L’enjeu de ce projet consistera ainsi à tester la pertinence d’une reprise de la question de l’universalité selon quatre axes :
1/ historique : établir la généalogie critique du discours de l’universalisme
2/ éthique : se demander dans quelle mesure le recours au concept d’universel s’avère nécessaire et opérant pour démonter les stratégies de récusation de l’humain, soutenues par des processus imaginaires et rationnels d’altérisation et de fictionnalisation d’un absolu de la différence.
3/ politique/cosmopolitique : interroger les conditions à partir desquelles quelque chose comme un monde partagé, sapant toute « géographie du deuil et de la souffrance » (Crépon), est pensable.
4/ disciplinaire : s’attacher aux productions de l’africana philosophy - notamment aux œuvres de Senghor, Boulaga et Ela - ayant précisément pour objet la reprise d’une pensée politique centrée sur le concept d’universel, intégrant à la fois la critique théorique de l’universalisme et les expériences de cruauté et de violence propres à l’Afrique coloniale et postcoloniale.

Tester la pertinence d’une telle reprise consistera ainsi à savoir si un universalisme concret et non plus abstrait apparaît concevable en sa vérité ou si le fait même d’envisager une telle reprise ne souligne pas, plutôt, la persistance hégémonique d’un discours de l’universalisme usé dont il faudrait définitivement se défaire.

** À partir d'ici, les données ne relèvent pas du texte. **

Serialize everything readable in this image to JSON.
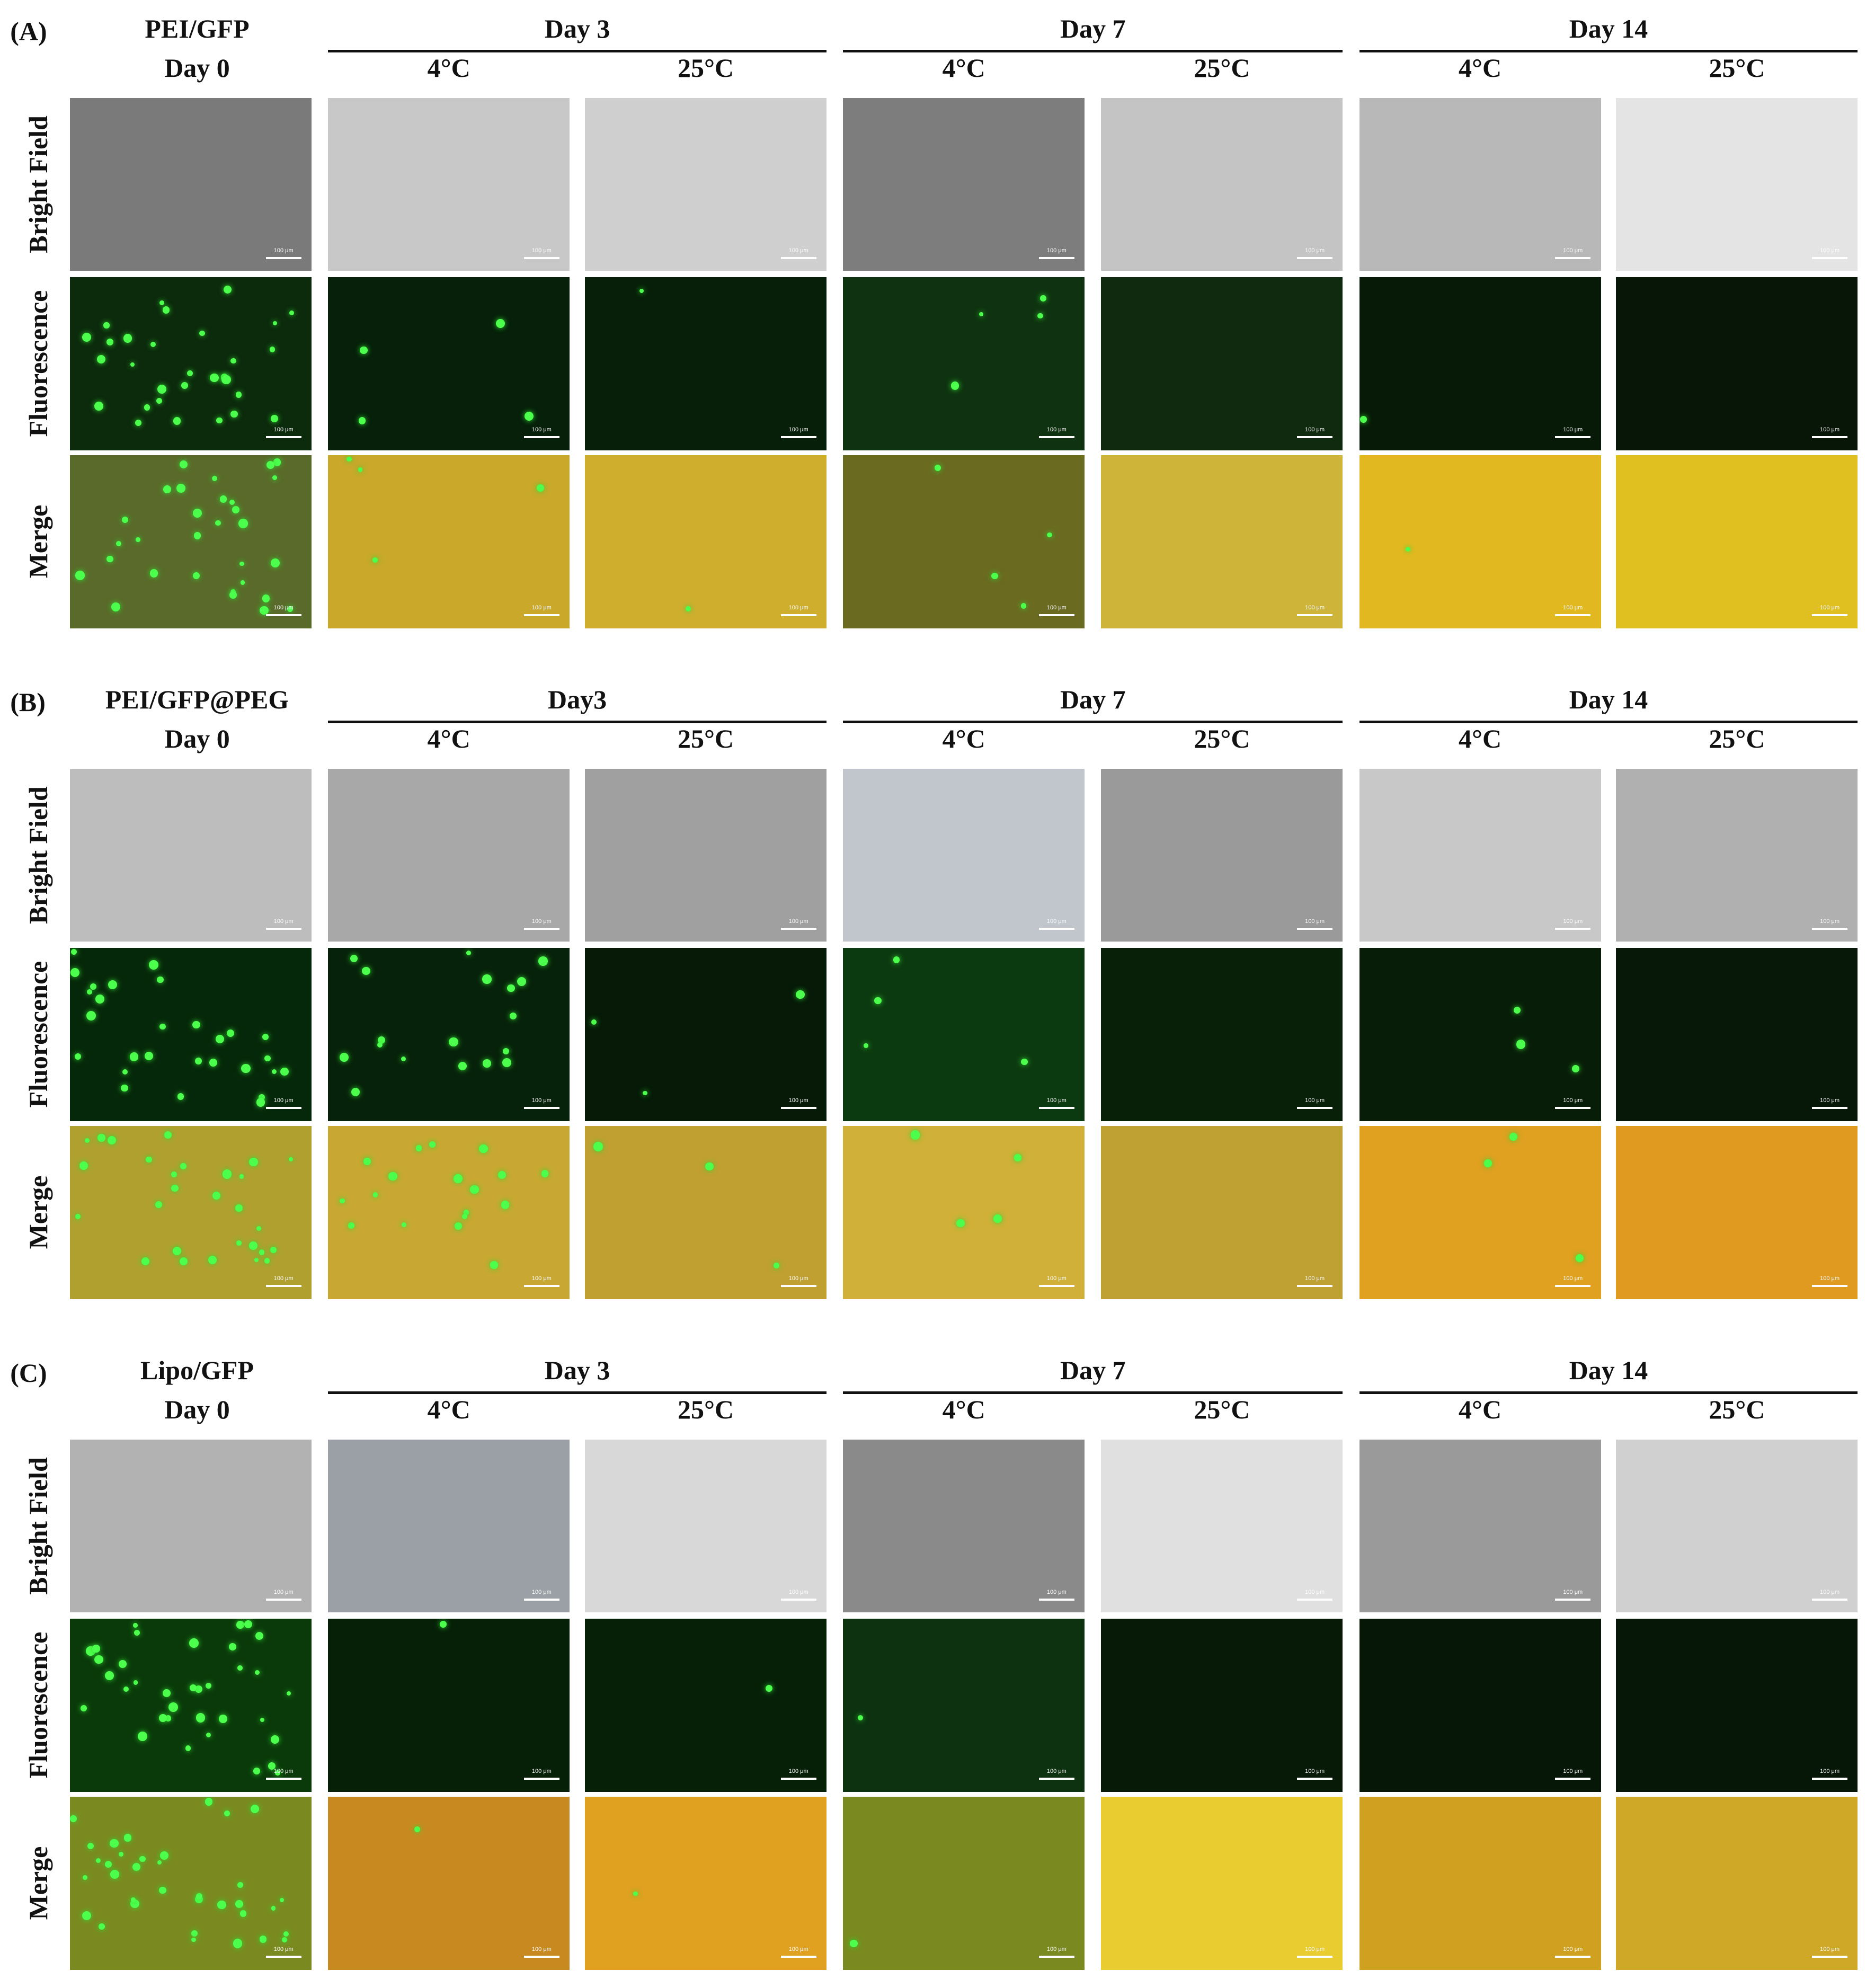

D’un point de vue méthodologique, ce questionnement s’effectuera à l’intersection de la philosophie éthique et politique, de l’histoire et de la philosophie de la religion. Il invitera certes, à analyser les pensées de Boulaga, Ela et Senghor, mais à l’intérieur d’une cartographie des reprises et des critiques du discours de l’universalisme à partir de l’émergence de la théorie critique, des approches postmodernes, et du développement des studies (subaltern, postcolonia et african studies) aux XXe et XXIe siècles.